BY YANN RANAIVO | JULY 13, 2018
BLACKSBURG — Ben Oderwald is spending another Friday morning crouched over a storm gutter adjacent to the Wells Fargo branch on the corner of North Main and Jackson streets.
On the sidewalk just above the drain is a colorful scene he painted of a freshwater habitat. Visualized through block-style shapes with thick black outlines, the bottom half of the piece shows a school of fish swimming in a waterway while the top illustrates several amphibians and reptiles set against the backdrop of a blue sky.
Noting the shapes of the animals and the outlines, Oderwald said he drew inspiration from graffiti art for his first ever mural project. He said the piece aims to depict a local scene.
“These are all local fish, amphibians, lizards,” he said before he himself issued a reminder for people to be mindful of what they discard onto the streets. “These things are going to swim in it and live in it.”
Oderwald’s piece is among four storm drain murals that the town of Blacksburg commissioned earlier this year as part of a public art project geared toward ecological stewardship.
The four designs were selected among a total of 55 submissions.
The project aims to bring attention to three things: Blacksburg’s freshwater heritage, the protection of Stroubles Creek and the New River watershed.
Stroubles Creek, which runs through the town, has been noted by local environmentalists over the years for its designation as an impaired waterway.
The murals also unofficially complement another public art project that placed 16 life-size bronze frogs near various Blacksburg landmarks.
“We want to use these platforms as an outreach to the public about water quality issues,” said Carol Davis, Blacksburg’s sustainability manager and the point person on the sidewalk murals project. “People aren’t necessarily aware. If they have a small leak, that ends up on the roadways, then ends up in our storm drain and our watershed.”

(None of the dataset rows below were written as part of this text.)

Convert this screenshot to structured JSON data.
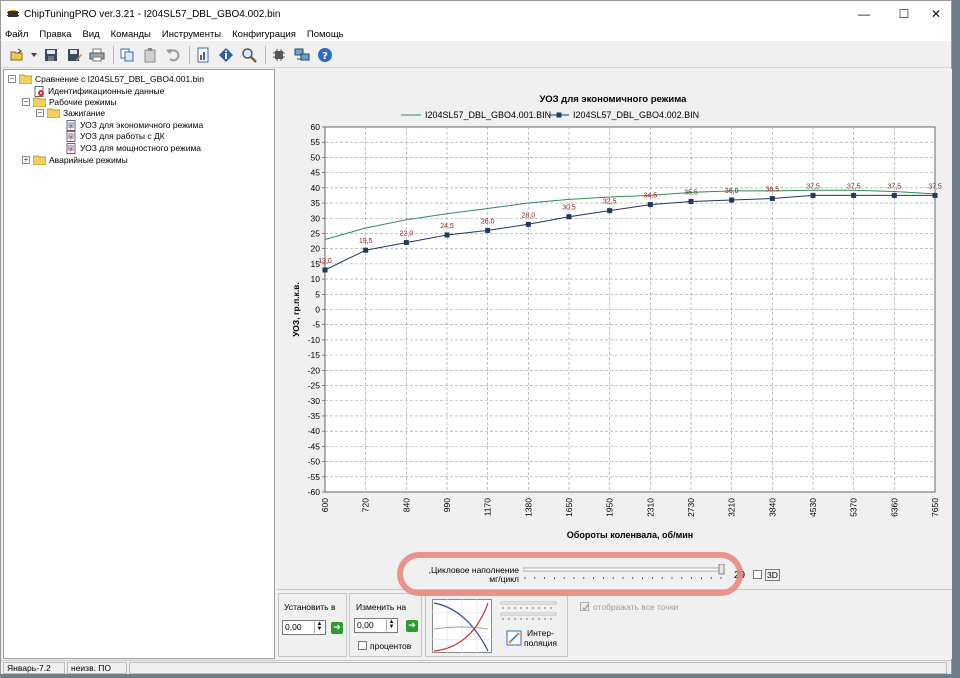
{
  "window": {
    "title": "ChipTuningPRO ver.3.21 - I204SL57_DBL_GBO4.002.bin"
  },
  "menu": [
    "Файл",
    "Правка",
    "Вид",
    "Команды",
    "Инструменты",
    "Конфигурация",
    "Помощь"
  ],
  "tree": {
    "root": "Сравнение с I204SL57_DBL_GBO4.001.bin",
    "id_data": "Идентификационные данные",
    "work_modes": "Рабочие режимы",
    "ignition": "Зажигание",
    "map_economy": "УОЗ для экономичного режима",
    "map_dk": "УОЗ для работы с ДК",
    "map_power": "УОЗ для мощностного режима",
    "emergency": "Аварийные режимы"
  },
  "chart_data": {
    "type": "line",
    "title": "УОЗ для экономичного режима",
    "xlabel": "Обороты коленвала, об/мин",
    "ylabel": "УОЗ, гр.п.к.в.",
    "ylim": [
      -60,
      60
    ],
    "y_ticks": [
      60,
      55,
      50,
      45,
      40,
      35,
      30,
      25,
      20,
      15,
      10,
      5,
      0,
      -5,
      -10,
      -15,
      -20,
      -25,
      -30,
      -35,
      -40,
      -45,
      -50,
      -55,
      -60
    ],
    "x": [
      "600",
      "720",
      "840",
      "990",
      "1170",
      "1380",
      "1650",
      "1950",
      "2310",
      "2730",
      "3210",
      "3840",
      "4530",
      "5370",
      "6360",
      "7650"
    ],
    "grid": true,
    "legend_position": "top",
    "series": [
      {
        "name": "I204SL57_DBL_GBO4.001.BIN",
        "color": "#2e8b57",
        "marker": "none",
        "values": [
          23.0,
          26.8,
          29.5,
          31.5,
          33.2,
          35.0,
          36.2,
          37.0,
          37.5,
          38.5,
          39.0,
          39.0,
          39.2,
          39.2,
          38.8,
          38.0
        ]
      },
      {
        "name": "I204SL57_DBL_GBO4.002.BIN",
        "color": "#1f3864",
        "marker": "square",
        "values": [
          13.0,
          19.5,
          22.0,
          24.5,
          26.0,
          28.0,
          30.5,
          32.5,
          34.5,
          35.5,
          36.0,
          36.5,
          37.5,
          37.5,
          37.5,
          37.5
        ],
        "labels": [
          "13,0",
          "19,5",
          "22,0",
          "24,5",
          "26,0",
          "28,0",
          "30,5",
          "32,5",
          "34,5",
          "35,5",
          "36,0",
          "36,5",
          "37,5",
          "37,5",
          "37,5",
          "37,5"
        ]
      }
    ]
  },
  "slider": {
    "label_line1": "Цикловое наполнение,",
    "label_line2": "мг/цикл",
    "value": "29",
    "fraction": 1.0,
    "three_d_label": "3D"
  },
  "bottom": {
    "set_label": "Установить в",
    "set_value": "0,00",
    "change_label": "Изменить на",
    "change_value": "0,00",
    "percent_label": "процентов",
    "interp_line1": "Интер-",
    "interp_line2": "поляция",
    "show_all_points": "отображать все точки"
  },
  "status": {
    "cell1": "Январь-7.2",
    "cell2": "неизв. ПО"
  },
  "colors": {
    "accent_highlight": "#e8897f",
    "data_label": "#8b1a1a",
    "go_button": "#2d9a2d"
  }
}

Then, Davis said, discarded chemicals can end up in the source of the local drinking supply.
The other three pavement paintings are located over storm drains on
- Draper Road in front of Bollo’s Cafe;
- In the parking lot behind Sharkey’s and the Cellar;
- On Clay Street near the Blacksburg police station.
The town, via funds generated by its stormwater fee, paid each artist a $350 stipend for the work, Davis said. The paint also cost about another $300 per mural, she said.
Shoshana Levenson, who’s about to start her senior year at Virginia Tech, completed the piece in front of Bollo’s.
Her painting depicts the Hokie bird in black standing on a cliff overlooking a valley with a river flowing through the middle the landscape. At the very bottom of the painting, set against a simple black background, is a message painted in white stating “Nothing but rain down the drain.”
Levenson said she drew inspiration for her piece from a vintage national park poster and decided to depict a natural scene of the region in that style. The waterway in her painting, she said, is intended to be the New River.
“It’s just a clear message,” she said about what she wrote at the bottom of the painting just above the drain itself. “I just wanted it to be a clear message: clean water.”
Nicole Hersch, who’s finishing a dual master’s program at Tech in landscape architecture and natural resources, is responsible for the piece behind Sharkey’s and the Cellar.
Hersch’s work is an abstract painting that arranges rectangular and triangular shapes to depict a waterfall and two people, each painted in red, standing in the water below the fall itself.
Hersch previously lived in Northern Virginia and moved to Blacksburg last August. An avid hiker, one of her first treks took her to Giles County’s Cascade Falls, which is represented in her storm drain piece.
“So when this opportunity came up to talk about stormwater, I was immediately drawn due to my experience hiking Cascade Falls,” she said.
Hersch also notes the two people in the water, a part of the piece that she painted just in front of the gutter itself. The message she said she’s relaying there: “One man’s stormwater is another person’s swimming hole.”
The fourth artist is Michael St. Germain, who completed the piece on Clay near the police station.
In a piece similar to Hersch’s and Oderwald’s, St. Germain arranged and painted triangular and rectangular shapes to depict a freshwater scene. In the painting are a turtle, three orange- and red-colored fish with yellow fins and numerous lily pads.
St. Germain used the storm drain cover to paint the center of the turtle’s shell, the outer part of which he spruced up with several short red stripes.
St. Germain couldn’t be reached for comment.